All is True (2018) 

  

After along and lucrative career in performing cinematic Shakespeare productions, Kenneth Branagh takes a crack at portraying The Bard himself in the last few years of his life.

Tragedy has struck the life of William Shakespeare (Branagh). His prized theatre has caught fire midway through a performance and burned to the ground, leaving its disgruntled playwright financially strapped and forced to retire to the country. The man who has spent more time wielding a pen and writing sonnets than getting to know his ignorant wife, Anne (Judi Dench), returns to a frosty reception. Anne has not forgiven him some of those sonnets, which he wrote to other people, and they have for over a decade lived as relative strangers.

    

With one daughter unhappily married to a holier-than-thou Puritan, and the other refusing suitors altogether, Shakespeare must also cope with the loss of his beloved son, who inherited his genius. Often, the writer clutches the few scraps of paper his son sent him, upon which he inscribed memorable original sonnets, and mourns what might have been, had his son but lived. And into this confused yet idyllic existence wanders the truth, which upsets them all.

    

Performance-wise, the film is excellent. A host of talented actors, including Ian McKellen, turn in memorable performances, whether extensive or brief. The emotions when they surface through random fits of passion, the rage of unloved children, or the bitterness of a discontent wife, are raw and realistic. One quarrel is heart-wrenching, as it rubs the Bard raw in many different ways. The costumes are also delightful and, for the most part, period-accurate, though the women could do now and again with a few more hairpins. The score has a bit of cheek to it, and some of the dialogue is quite poetic.

    

And yet, the energy is not there and there are scenes that linger longer than they should in which very little happens. It flirts with dullness and I can honestly say that I’ll never watch it again. Both because it did not leave me feeling fulfilled, and because it dragged on in places. But if you enjoy Shakespeare, are curious about the scandals that threatened to engulf his family toward the end of his life, and do not mind a large dose of speculation (almost none of it is based on solid facts beyond the basics), it’s well worth a watch.

   

Sexual Content
A long conversation between two men reveals that Shakespeare as a younger man wrote poems and sonnets to this man, whom he considered beautiful and whom he desired, and references Christopher Marlowe’s bisexual habits.

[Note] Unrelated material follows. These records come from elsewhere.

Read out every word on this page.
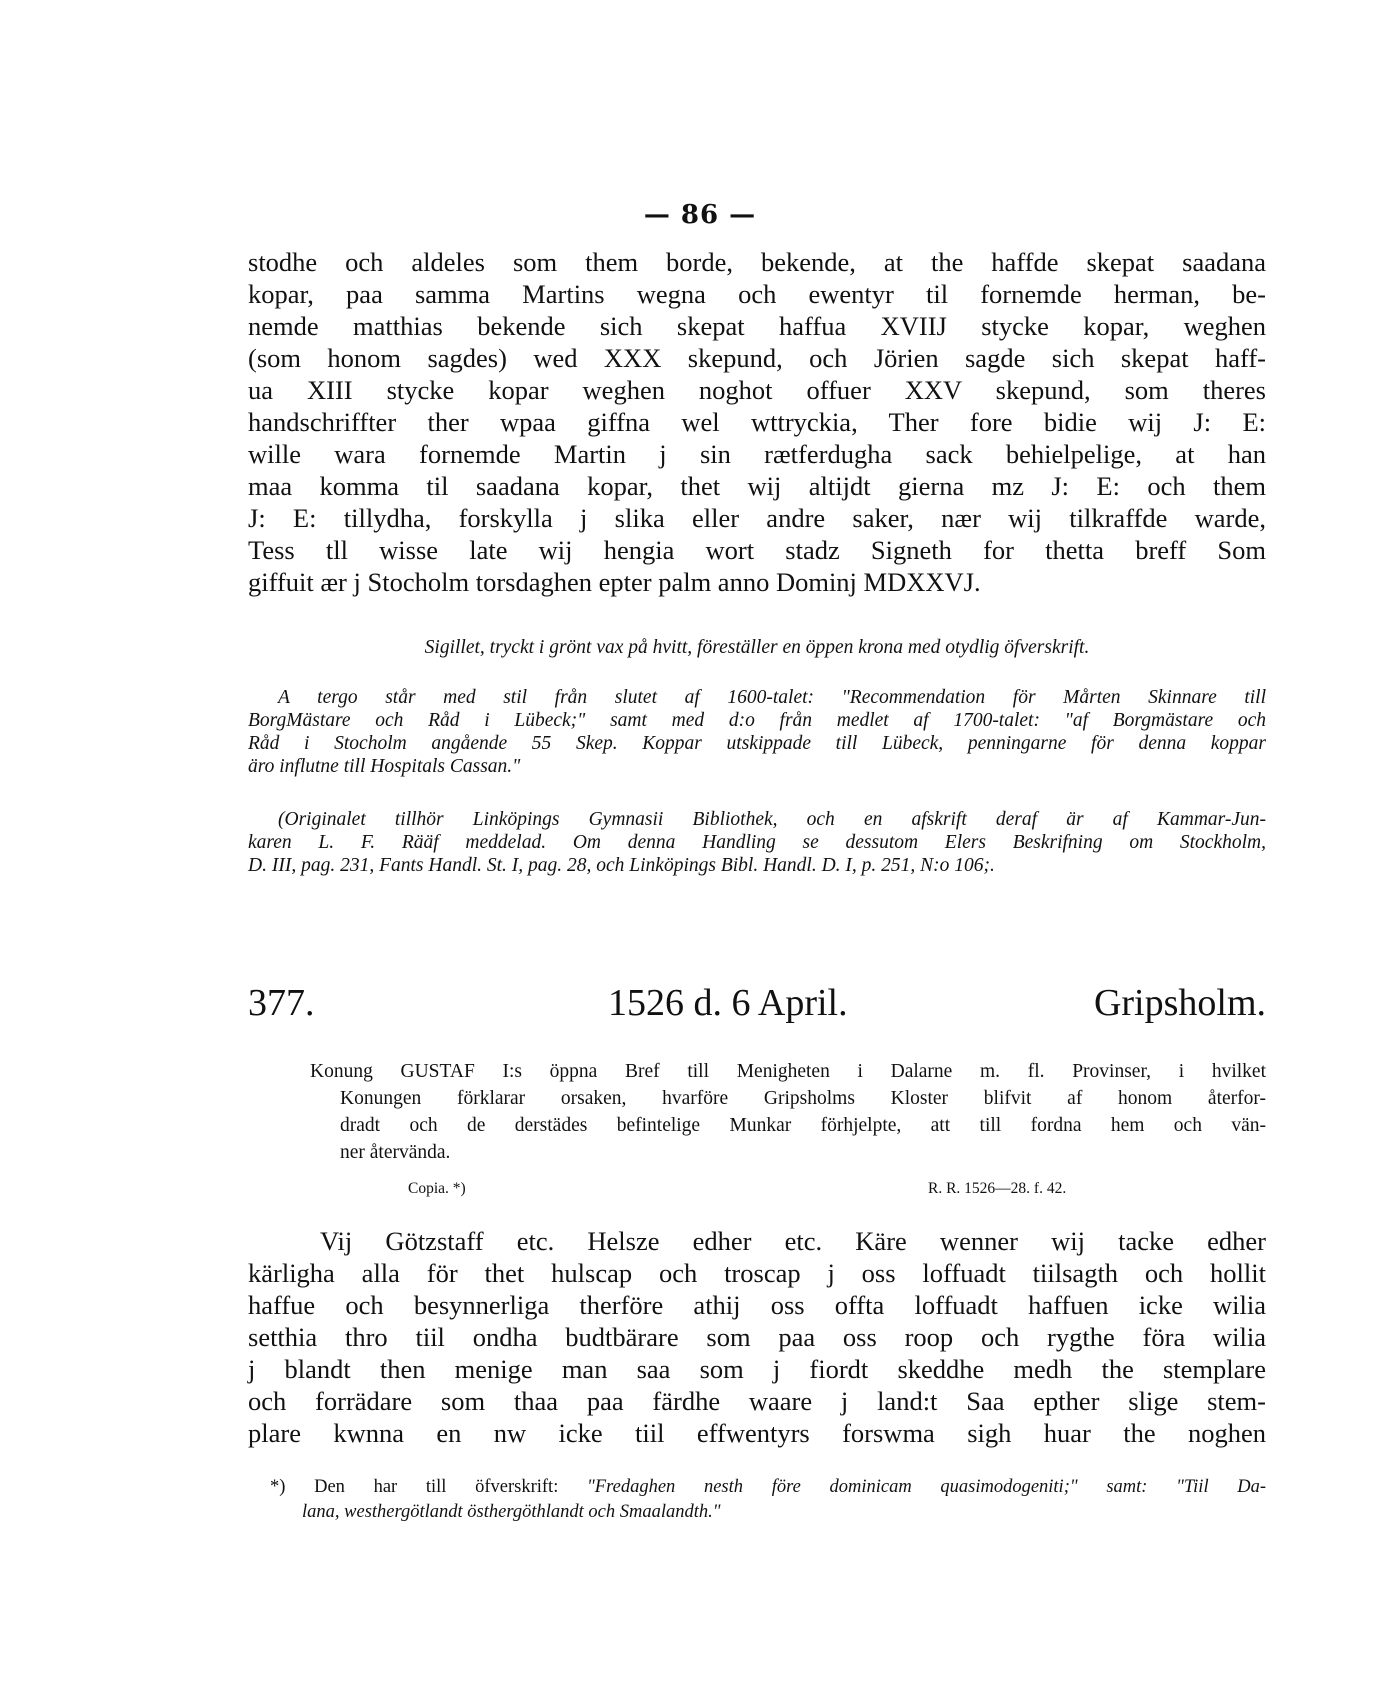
— 86 —
stodhe och aldeles som them borde, bekende, at the haffde skepat saadana
kopar, paa samma Martins wegna och ewentyr til fornemde herman, be-
nemde matthias bekende sich skepat haffua XVIIJ stycke kopar, weghen
(som honom sagdes) wed XXX skepund, och Jörien sagde sich skepat haff-
ua XIII stycke kopar weghen noghot offuer XXV skepund, som theres
handschriffter ther wpaa giffna wel wttryckia, Ther fore bidie wij J: E:
wille wara fornemde Martin j sin rætferdugha sack behielpelige, at han
maa komma til saadana kopar, thet wij altijdt gierna mz J: E: och them
J: E: tillydha, forskylla j slika eller andre saker, nær wij tilkraffde warde,
Tess tll wisse late wij hengia wort stadz Signeth for thetta breff Som
giffuit ær j Stocholm torsdaghen epter palm anno Dominj MDXXVJ.
Sigillet, tryckt i grönt vax på hvitt, föreställer en öppen krona med otydlig öfverskrift.
A tergo står med stil från slutet af 1600-talet: "Recommendation för Mårten Skinnare till
BorgMästare och Råd i Lübeck;" samt med d:o från medlet af 1700-talet: "af Borgmästare och
Råd i Stocholm angående 55 Skep. Koppar utskippade till Lübeck, penningarne för denna koppar
äro influtne till Hospitals Cassan."
(Originalet tillhör Linköpings Gymnasii Bibliothek, och en afskrift deraf är af Kammar-Jun-
karen L. F. Rääf meddelad. Om denna Handling se dessutom Elers Beskrifning om Stockholm,
D. III, pag. 231, Fants Handl. St. I, pag. 28, och Linköpings Bibl. Handl. D. I, p. 251, N:o 106;.
377.	1526 d. 6 April.	Gripsholm.
Konung GUSTAF I:s öppna Bref till Menigheten i Dalarne m. fl. Provinser, i hvilket
Konungen förklarar orsaken, hvarföre Gripsholms Kloster blifvit af honom återfor-
dradt och de derstädes befintelige Munkar förhjelpte, att till fordna hem och vän-
ner återvända.
Copia. *)	R. R. 1526—28. f. 42.
Vij Götzstaff etc. Helsze edher etc. Käre wenner wij tacke edher
kärligha alla för thet hulscap och troscap j oss loffuadt tiilsagth och hollit
haffue och besynnerliga therföre athij oss offta loffuadt haffuen icke wilia
setthia thro tiil ondha budtbärare som paa oss roop och rygthe föra wilia
j blandt then menige man saa som j fiordt skeddhe medh the stemplare
och forrädare som thaa paa färdhe waare j land:t Saa epther slige stem-
plare kwnna en nw icke tiil effwentyrs forswma sigh huar the noghen
*) Den har till öfverskrift: "Fredaghen nesth före dominicam quasimodogeniti;" samt: "Tiil Da-
lana, westhergötlandt östhergöthlandt och Smaalandth."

A man flirts with a married woman, and their dialogue suggests they may have been intimate; she is accused of adultery since she is purchasing mercury (a cure for syphilis). An unmarried man and woman kiss and fall out of sight behind a counter (implied premarital sex); this man has impregnated a woman in the past, and refuses to marry her, insinuating that the girl has had many different lovers. Shakespeare married his wife when she was three months pregnant. A painting depicts a bare-breasted woman.
 
Language:
One f-word, common insults (bastard, bitch) and profanities ranging from “bloody” to damn; Jesus’ name is used casually thrice.
 
Violence:
Nothing memorable.

   

Other:
The story treats Puritans as rigid, moralistic, and unkind; his daughter, married to one, is miserable and possibly adulterous. (Though his wife, Anne, has a lasting and unshakable faith.) The story implies a person committed suicide, and their family covered it up so he could enter into heaven by lying in sacred ground. Shakespeare lie and threatens someone to protect his daughter’s reputation. A fair amount of social drinking.